Menengok Rumah Gedek Kusniah, Sang Mantan Primadona Gandrung Banyuwangi

Menengok Rumah Gedek Kusniah, Sang Mantan Primadona Gandrung Banyuwangi

Faktanews.co.id.(Banyuwangi)– Dulu ketika menyebut nama Kusniah, orang langsung ingat seorang gandrung asal Banyuwangi nan cantik dengan ketenarannya dan sanjungan-sanjungan.

Hasil rekaman berbentuk Pita kaset menghiasai kotak kaset disudut rumah penduduk masyarakat Banyuwangi  pemilik tipe recorder , Suara Kusniah juga sudah familier ditelinga masyarakat pendengar Radio Banyuwangi karena seringnya menempatkan suara gandrung Kusniah untuk menyapa pemirsa.

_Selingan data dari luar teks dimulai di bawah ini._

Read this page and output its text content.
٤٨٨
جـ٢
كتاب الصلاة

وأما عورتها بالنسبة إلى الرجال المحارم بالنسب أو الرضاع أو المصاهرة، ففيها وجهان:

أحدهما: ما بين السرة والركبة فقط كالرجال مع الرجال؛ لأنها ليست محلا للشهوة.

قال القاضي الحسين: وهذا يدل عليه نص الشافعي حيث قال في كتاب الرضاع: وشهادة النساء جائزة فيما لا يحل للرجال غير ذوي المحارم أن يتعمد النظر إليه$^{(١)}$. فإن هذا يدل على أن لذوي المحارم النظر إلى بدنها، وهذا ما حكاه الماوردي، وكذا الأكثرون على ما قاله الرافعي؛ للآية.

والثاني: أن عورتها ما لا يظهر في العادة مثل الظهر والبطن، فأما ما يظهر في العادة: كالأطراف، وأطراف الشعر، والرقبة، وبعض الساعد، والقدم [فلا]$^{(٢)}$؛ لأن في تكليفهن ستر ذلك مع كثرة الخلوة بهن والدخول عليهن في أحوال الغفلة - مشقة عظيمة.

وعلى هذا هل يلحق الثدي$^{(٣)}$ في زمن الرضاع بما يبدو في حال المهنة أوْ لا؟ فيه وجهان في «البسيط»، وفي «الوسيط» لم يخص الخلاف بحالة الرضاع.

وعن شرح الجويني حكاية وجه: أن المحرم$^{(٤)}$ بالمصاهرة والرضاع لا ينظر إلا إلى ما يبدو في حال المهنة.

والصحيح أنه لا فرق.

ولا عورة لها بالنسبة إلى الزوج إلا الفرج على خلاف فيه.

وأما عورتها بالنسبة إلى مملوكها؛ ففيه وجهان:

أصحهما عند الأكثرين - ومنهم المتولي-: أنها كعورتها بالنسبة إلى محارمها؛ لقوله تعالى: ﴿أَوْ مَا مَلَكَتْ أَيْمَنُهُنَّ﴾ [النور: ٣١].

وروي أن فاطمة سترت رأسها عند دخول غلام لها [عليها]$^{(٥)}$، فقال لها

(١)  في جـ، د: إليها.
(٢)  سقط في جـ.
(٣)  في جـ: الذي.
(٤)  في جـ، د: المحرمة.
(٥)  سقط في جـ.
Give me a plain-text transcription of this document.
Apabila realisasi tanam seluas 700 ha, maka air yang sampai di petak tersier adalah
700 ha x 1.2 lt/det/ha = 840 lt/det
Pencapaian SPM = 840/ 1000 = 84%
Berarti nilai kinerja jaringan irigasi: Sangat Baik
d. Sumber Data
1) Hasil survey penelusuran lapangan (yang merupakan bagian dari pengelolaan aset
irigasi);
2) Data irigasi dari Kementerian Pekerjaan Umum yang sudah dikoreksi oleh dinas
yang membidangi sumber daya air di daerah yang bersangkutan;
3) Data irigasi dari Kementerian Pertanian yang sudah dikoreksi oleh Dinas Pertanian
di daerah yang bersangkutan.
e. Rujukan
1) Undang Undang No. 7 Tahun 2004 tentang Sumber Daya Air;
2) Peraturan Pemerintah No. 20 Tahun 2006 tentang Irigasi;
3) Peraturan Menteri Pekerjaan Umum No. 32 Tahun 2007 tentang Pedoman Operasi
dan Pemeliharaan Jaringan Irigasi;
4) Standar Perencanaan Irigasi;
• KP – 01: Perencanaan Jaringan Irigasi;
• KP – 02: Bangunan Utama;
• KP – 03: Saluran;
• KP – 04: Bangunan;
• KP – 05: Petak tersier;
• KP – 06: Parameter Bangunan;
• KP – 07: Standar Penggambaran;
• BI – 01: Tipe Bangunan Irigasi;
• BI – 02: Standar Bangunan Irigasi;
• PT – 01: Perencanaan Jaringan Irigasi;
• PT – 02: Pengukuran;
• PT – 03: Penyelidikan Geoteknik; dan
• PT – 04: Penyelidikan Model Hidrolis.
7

Suara emas wanita asal desa Pengantigan Kecamatan Rogojampi, Banyuwangi ini juga sempat menghiasi catatan perusahaan dapur rekaman  milik Negara di surakarta yaitu LOKANANTA.

Kusniah yang dilahirkan pada tahun 1951 layaknya Primadona seni gandrung saat itu,  ketenarannya membuat dirinya sempat di undang ke negeri Sakura Jepang untuk unjuk kebolehan sebagi pelaku seni Gandrung.

Popularitas namanya yang melegenda juga masih melekat di Banyuwangi, terbukti suara emasnya di jadikan Background Jingle “Banyuwangi Tour D’ijen” yang kini mendunia sebagai promo Wisata Banyuwangi.

Sayangnya, potret popularitas pelaku seni tak menjamin kehidupan masa depan ekonomi ketika era keemasan berganti, terkikis dengan waktu dan kebutuhan kehidupan yang tak kenal kompromi, hal ini kini di alami Si Primadona Seni Gandrung, Kusniah.

Miskin dekumentasi karya bahkan tak punya satupun bukti Rekaman kaset Lantunan suaranya seakan mengiringi Kehidupan ekonominya yang kini jauh dari kata layak.

Suara yang dulu sangat dinanti dan kecantikan digandrungi oleh setiap pria yang selalu memuja hanya untuk sekedar mendapatkan senyum si cantik Gandrung Kusniah, kini hanyalah nama biasa yang tiap hari dalam kungkungan bingkai potret keprihatinan kehidupan ekonomi.watch full Beauty and the Beast film

Diusia kini mencapai 66 tahun Kusniah hanya tinggal di rumah berukuran kecil terbuat dari gedek (anyaman bambu) di sekitar Kabat Banyuwangi.

Lebih memprihatinkan lagi, rumah potret orang miskin itu ternyata juga berdiri diatas tanah berstatus kontrak milik PT KAI.

Hidup yang pas-pasan Kusniah seakan lengkap dengan derita gagal enam kali membangun rumah tangga menyisakan kebersamaan dirinya yang kini tinggal dengan anak angkatnya yang juga mengalami keterbelakangan mental.

Saat ini Kusniah sudah tidak punya apa apa, kelihaiannya diatas panggung sudah beralih dengan kesibukan membuat ramuan jamu tradisional dengan modal alakadar bahkan terkadang kekurangan sehingga acapkali tidak bisa membuat jamu lagi.

Ayong Laros Banyuwangi selaku ketua group medsos Halo Banyuwangi yang juga dikenal sebagai salah satu pencipta lagu mengatakan,

“terakhir saya dan beberapa rekan berkunjung di rumah Bu kusniah untuk melihat kehidupannya saya berharap ada uluran tangan dari berbagai pihak terutama pemerintah baik pusat, provinsi maupun daerah, Kusniah juga merupakan icon yang dulu membawa nama daerah dalam dunia kesenian,” ungkapnya kepada wartawan (22/6).

Hal senada di ungkapkan salah satu penggiat komunitas seribu dollar seribu berkah, Agus Hariyadi.

“kami berharap ada dermawan dan pemerintah yang memberikan bantuan kepada sang legendaris gandrung ini agar dapat melangsungkan kehidupan yang layak dan bisa meneruskan usaha jamunya untuk menopang kehidupan,” harapnya. (*kin).